Question

The lab you work in has discovered a previously unidentified extracellular signal molecule called QGF, a 75,000-dalton protein. You add purified QGF to different types of cells to determine its effect on these cells. When you add QGF to heart muscle cells, you observe an increase in cell contraction. When you add it to fibroblasts, they undergo cell division. When you add it to nerve cells, they die. When you add it to glial cells, you do not see any effect on cell division or survival. Given these observations, which of the following statements is most likely to be true? And why?

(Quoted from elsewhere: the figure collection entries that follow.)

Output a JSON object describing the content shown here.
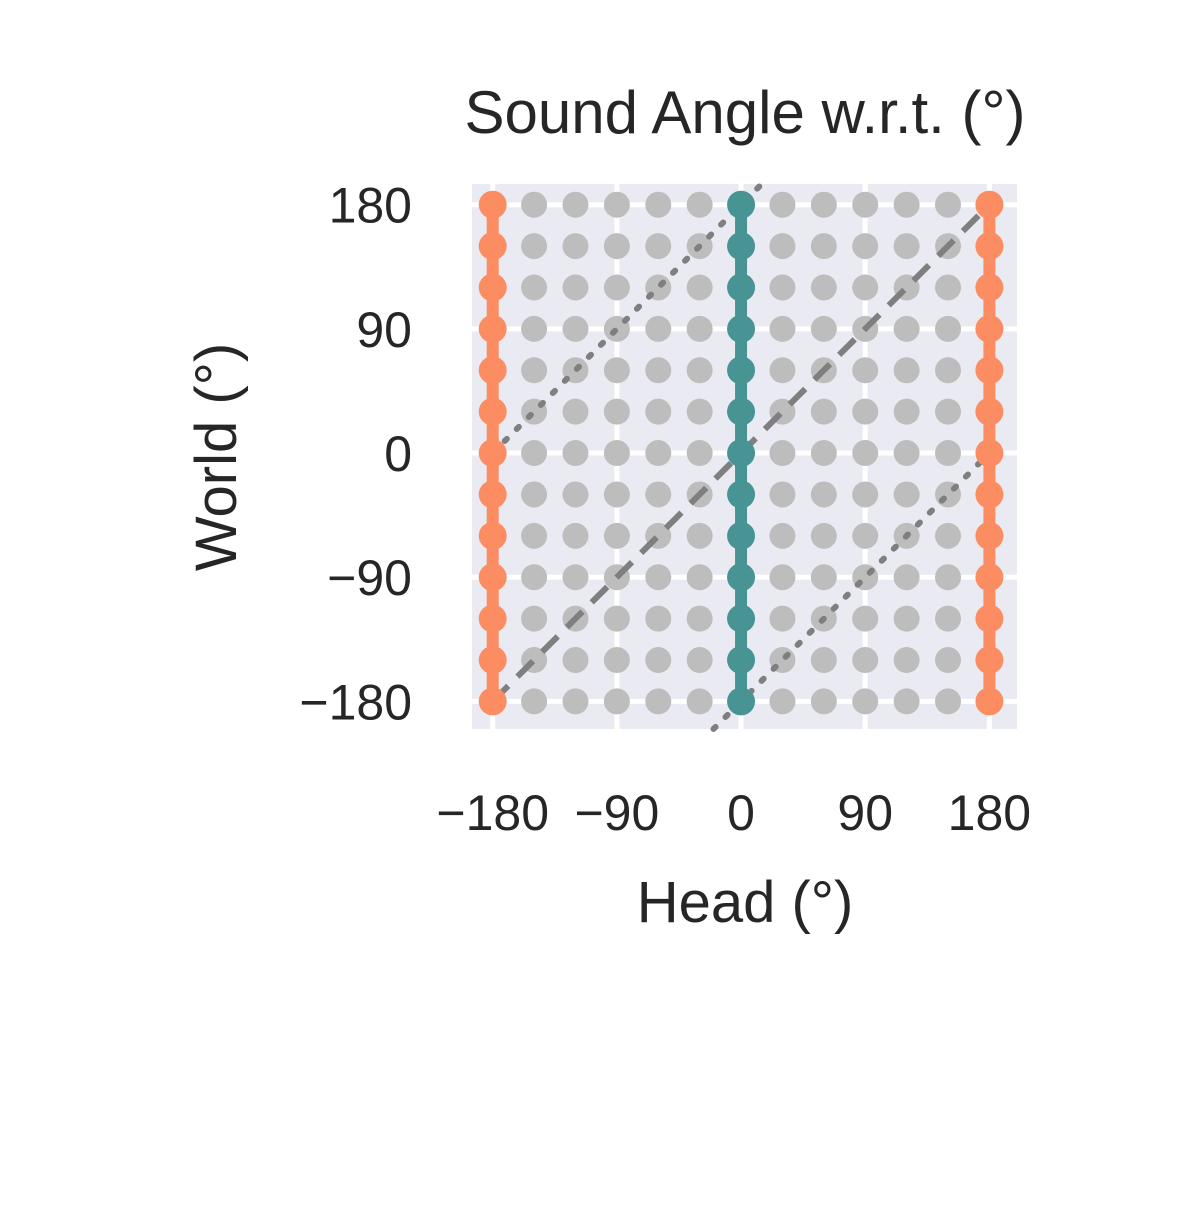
{
  "chart_data": {
    "type": "scatter",
    "title": "Sound Angle w.r.t. (°)",
    "xlabel": "Head (°)",
    "ylabel": "World (°)",
    "xlim": [
      -195,
      200
    ],
    "ylim": [
      -200,
      195
    ],
    "x_ticks": [
      -180,
      -90,
      0,
      90,
      180
    ],
    "x_tick_labels": [
      "−180",
      "−90",
      "0",
      "90",
      "180"
    ],
    "y_ticks": [
      -180,
      -90,
      0,
      90,
      180
    ],
    "y_tick_labels": [
      "−180",
      "−90",
      "0",
      "90",
      "180"
    ],
    "grid": true,
    "background_color": "#EAEAF2",
    "grid_points": {
      "x_values": [
        -180,
        -150,
        -120,
        -90,
        -60,
        -30,
        0,
        30,
        60,
        90,
        120,
        150,
        180
      ],
      "y_values": [
        -180,
        -150,
        -120,
        -90,
        -60,
        -30,
        0,
        30,
        60,
        90,
        120,
        150,
        180
      ],
      "color": "#BDBDBD"
    },
    "highlight_series": [
      {
        "x": -180,
        "y_values": [
          -180,
          -150,
          -120,
          -90,
          -60,
          -30,
          0,
          30,
          60,
          90,
          120,
          150,
          180
        ],
        "color": "#FC8D62"
      },
      {
        "x": 180,
        "y_values": [
          -180,
          -150,
          -120,
          -90,
          -60,
          -30,
          0,
          30,
          60,
          90,
          120,
          150,
          180
        ],
        "color": "#FC8D62"
      },
      {
        "x": 0,
        "y_values": [
          -180,
          -150,
          -120,
          -90,
          -60,
          -30,
          0,
          30,
          60,
          90,
          120,
          150,
          180
        ],
        "color": "#489494"
      }
    ],
    "reference_lines": [
      {
        "style": "dashed",
        "color": "#7F7F7F",
        "points": [
          [
            -180,
            -180
          ],
          [
            180,
            180
          ]
        ]
      },
      {
        "style": "dotted",
        "color": "#7F7F7F",
        "points": [
          [
            -180,
            0
          ],
          [
            20,
            200
          ]
        ]
      },
      {
        "style": "dotted",
        "color": "#7F7F7F",
        "points": [
          [
            -20,
            -200
          ],
          [
            180,
            0
          ]
        ]
      }
    ]
  }
}
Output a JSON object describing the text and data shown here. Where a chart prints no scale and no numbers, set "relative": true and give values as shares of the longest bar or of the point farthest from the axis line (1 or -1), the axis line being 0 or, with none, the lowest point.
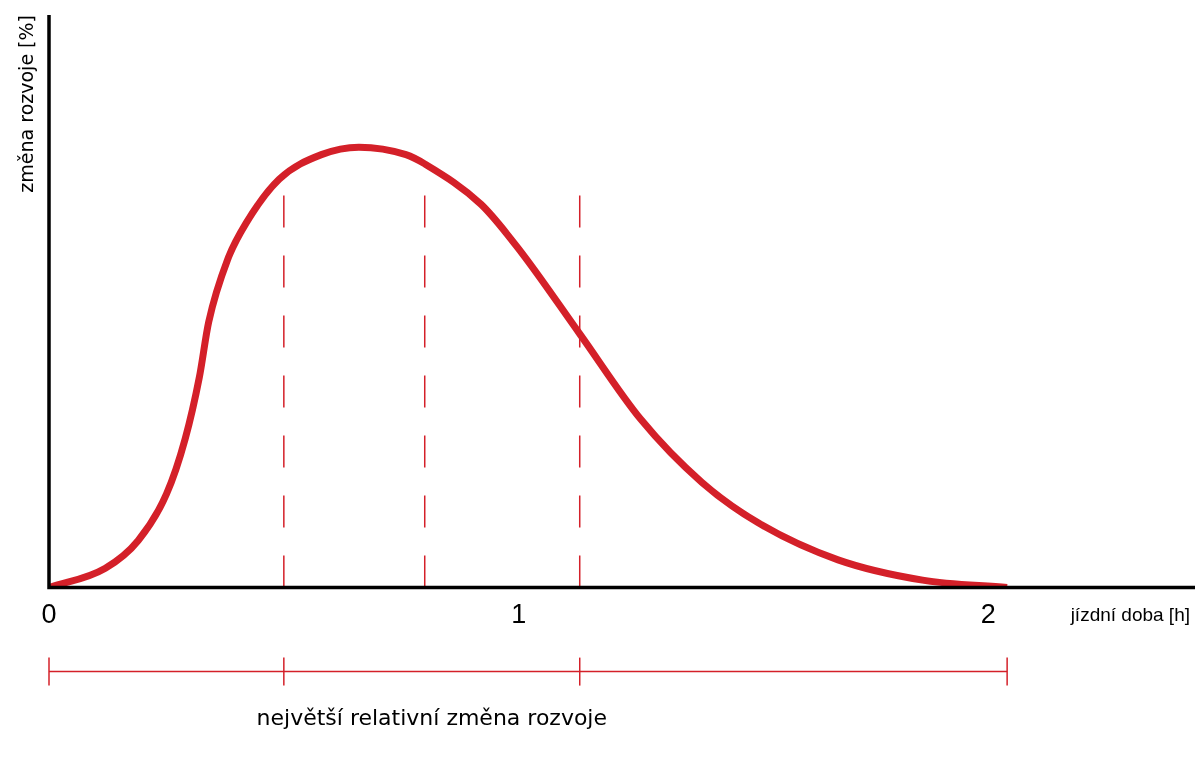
{
  "chart_data": {
    "type": "line",
    "ylabel": "změna rozvoje [%]",
    "xlabel": "jízdní doba [h]",
    "relative": true,
    "xlim": [
      0,
      2.44
    ],
    "xticks": [
      0,
      1,
      2
    ],
    "grid": false,
    "legend": false,
    "marker": "none",
    "line_style": "solid",
    "series": [
      {
        "color": "#d42029",
        "x": [
          0,
          0.12,
          0.19,
          0.25,
          0.29,
          0.32,
          0.34,
          0.38,
          0.42,
          0.49,
          0.58,
          0.66,
          0.76,
          0.8,
          0.92,
          1.0,
          1.13,
          1.26,
          1.39,
          1.51,
          1.68,
          1.86,
          2.04
        ],
        "values": [
          0,
          0.044,
          0.107,
          0.212,
          0.338,
          0.477,
          0.603,
          0.744,
          0.828,
          0.927,
          0.983,
          1.0,
          0.983,
          0.962,
          0.87,
          0.769,
          0.576,
          0.382,
          0.239,
          0.147,
          0.063,
          0.017,
          0
        ]
      }
    ],
    "ref_lines": [
      {
        "axis": "x",
        "value": 0.5,
        "color": "#d42029",
        "line_style": "dashed"
      },
      {
        "axis": "x",
        "value": 0.8,
        "color": "#d42029",
        "line_style": "dashed"
      },
      {
        "axis": "x",
        "value": 1.13,
        "color": "#d42029",
        "line_style": "dashed"
      }
    ],
    "annotations": [
      "největší relativní změna rozvoje"
    ]
  }
}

(a) Because it acts on so many diverse cell types, QGF probably diffuses across the plasma membrane into the cytoplasm of these cells.
(b) Glial cells do not have a receptor for QGF.
(c) QGF activates different intracellular signaling pathways in heart muscle cells, fibroblasts, and nerve cells to produce the different responses observed.
(d) Heart muscle cells, fibroblasts, and nerve cells must all have the same receptor for QGF.

Answer 1

Option A is not possible because a 75 kDa protein is too large to diffuse through the plasma membrane.

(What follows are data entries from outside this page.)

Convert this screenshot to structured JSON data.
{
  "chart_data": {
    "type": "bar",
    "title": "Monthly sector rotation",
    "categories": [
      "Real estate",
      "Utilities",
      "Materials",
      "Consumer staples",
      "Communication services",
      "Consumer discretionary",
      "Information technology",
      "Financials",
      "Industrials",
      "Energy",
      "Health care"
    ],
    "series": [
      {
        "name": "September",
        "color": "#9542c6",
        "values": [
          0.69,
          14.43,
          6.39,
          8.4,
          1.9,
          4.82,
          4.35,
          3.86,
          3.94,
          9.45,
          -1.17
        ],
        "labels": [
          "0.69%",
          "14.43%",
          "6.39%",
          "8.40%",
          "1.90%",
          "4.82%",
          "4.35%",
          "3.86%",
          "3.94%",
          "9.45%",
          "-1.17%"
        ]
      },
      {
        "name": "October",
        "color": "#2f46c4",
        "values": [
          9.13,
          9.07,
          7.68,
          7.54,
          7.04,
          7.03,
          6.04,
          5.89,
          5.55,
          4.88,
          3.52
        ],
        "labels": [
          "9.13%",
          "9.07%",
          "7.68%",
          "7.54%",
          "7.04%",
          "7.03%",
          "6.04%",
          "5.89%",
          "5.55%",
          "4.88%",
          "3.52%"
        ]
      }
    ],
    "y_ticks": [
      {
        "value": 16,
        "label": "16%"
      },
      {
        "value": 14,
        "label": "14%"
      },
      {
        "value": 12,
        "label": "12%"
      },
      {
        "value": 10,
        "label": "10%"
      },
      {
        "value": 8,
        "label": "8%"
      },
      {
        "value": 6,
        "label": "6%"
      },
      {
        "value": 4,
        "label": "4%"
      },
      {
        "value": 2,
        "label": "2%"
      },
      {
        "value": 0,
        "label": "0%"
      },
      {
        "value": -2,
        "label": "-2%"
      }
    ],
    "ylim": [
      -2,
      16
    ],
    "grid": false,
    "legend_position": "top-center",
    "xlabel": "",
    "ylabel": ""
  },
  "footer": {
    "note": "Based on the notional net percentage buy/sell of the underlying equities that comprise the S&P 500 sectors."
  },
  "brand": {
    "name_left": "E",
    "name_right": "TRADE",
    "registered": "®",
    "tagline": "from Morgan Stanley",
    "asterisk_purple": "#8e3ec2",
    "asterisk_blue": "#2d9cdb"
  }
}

Option B also cannot be assumed without more information. Even though the addition of QGF does not affect the cell division or survival of glial cells, there may be other signaling pathways that are triggered.

Option D is also not possible because the same receptor would give rise to the same signaling cascade.

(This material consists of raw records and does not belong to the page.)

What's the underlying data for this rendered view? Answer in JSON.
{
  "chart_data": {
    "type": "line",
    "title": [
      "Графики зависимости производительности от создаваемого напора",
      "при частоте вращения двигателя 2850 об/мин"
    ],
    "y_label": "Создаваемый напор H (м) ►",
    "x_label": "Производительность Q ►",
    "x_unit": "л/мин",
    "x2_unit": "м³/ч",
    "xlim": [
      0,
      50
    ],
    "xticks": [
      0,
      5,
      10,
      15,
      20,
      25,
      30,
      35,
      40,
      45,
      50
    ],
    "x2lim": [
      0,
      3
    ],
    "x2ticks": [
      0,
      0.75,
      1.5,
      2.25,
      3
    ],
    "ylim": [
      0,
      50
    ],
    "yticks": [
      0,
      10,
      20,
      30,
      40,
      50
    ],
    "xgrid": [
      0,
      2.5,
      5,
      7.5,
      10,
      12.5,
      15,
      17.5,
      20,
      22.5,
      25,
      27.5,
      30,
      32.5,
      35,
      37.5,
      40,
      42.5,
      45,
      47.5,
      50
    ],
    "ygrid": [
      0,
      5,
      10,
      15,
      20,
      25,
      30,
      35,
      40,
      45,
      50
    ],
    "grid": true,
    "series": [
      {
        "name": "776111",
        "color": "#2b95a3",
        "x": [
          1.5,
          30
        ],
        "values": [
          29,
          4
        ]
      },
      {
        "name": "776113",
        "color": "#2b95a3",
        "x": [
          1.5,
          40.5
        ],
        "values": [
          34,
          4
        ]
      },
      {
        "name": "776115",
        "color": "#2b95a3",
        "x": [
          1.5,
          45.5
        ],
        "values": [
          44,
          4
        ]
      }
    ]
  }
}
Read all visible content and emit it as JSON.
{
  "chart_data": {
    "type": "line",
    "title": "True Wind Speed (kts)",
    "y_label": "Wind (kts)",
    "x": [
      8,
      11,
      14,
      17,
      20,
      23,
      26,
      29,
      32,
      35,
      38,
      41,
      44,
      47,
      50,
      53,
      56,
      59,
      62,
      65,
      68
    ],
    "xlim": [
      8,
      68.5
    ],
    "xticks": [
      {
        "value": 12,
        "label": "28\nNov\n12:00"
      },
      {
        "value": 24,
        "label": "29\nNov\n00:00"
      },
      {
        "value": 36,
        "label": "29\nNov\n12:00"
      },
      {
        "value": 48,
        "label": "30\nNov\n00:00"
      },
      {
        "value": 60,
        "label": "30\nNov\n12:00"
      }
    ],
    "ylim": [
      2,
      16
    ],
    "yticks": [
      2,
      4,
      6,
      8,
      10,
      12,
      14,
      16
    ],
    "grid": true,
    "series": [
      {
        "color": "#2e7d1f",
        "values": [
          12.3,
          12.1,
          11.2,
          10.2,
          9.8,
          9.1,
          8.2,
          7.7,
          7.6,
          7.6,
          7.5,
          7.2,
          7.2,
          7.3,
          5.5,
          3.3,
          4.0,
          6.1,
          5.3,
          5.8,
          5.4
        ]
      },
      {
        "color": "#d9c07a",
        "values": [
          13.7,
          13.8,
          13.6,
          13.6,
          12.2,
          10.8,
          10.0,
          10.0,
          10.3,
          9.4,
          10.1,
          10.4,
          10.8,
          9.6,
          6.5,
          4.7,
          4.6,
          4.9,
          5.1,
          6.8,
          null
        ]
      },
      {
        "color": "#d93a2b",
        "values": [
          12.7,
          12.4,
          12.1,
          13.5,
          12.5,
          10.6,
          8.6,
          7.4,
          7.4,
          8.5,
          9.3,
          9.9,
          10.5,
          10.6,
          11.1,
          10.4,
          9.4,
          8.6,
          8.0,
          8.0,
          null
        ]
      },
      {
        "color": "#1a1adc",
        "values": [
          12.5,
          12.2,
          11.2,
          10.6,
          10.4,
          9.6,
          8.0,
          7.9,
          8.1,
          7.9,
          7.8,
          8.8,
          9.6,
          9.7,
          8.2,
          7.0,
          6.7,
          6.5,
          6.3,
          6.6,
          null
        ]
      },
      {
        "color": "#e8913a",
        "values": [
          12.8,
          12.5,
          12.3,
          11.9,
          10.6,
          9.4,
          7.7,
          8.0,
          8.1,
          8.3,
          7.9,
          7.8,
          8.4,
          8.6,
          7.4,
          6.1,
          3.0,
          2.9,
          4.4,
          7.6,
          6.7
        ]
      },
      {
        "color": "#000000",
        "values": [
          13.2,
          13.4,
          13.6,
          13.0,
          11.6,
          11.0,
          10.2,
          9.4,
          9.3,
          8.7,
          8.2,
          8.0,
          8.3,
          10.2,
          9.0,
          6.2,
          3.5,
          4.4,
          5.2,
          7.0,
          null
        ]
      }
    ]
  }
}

Option C is correct - QGF activates different intracellular signaling pathways in heart muscle cells, fibroblasts, and nerve cells to produce the different responses observed.

Assuming it was the same cascading pathway, the same responses would be observed. However, this is not the case (heart muscle cells - cell contraction; fibroblasts - cell division; nerve cells - death; glial cells - no effect). Therefore, the different responses are due to different pathways.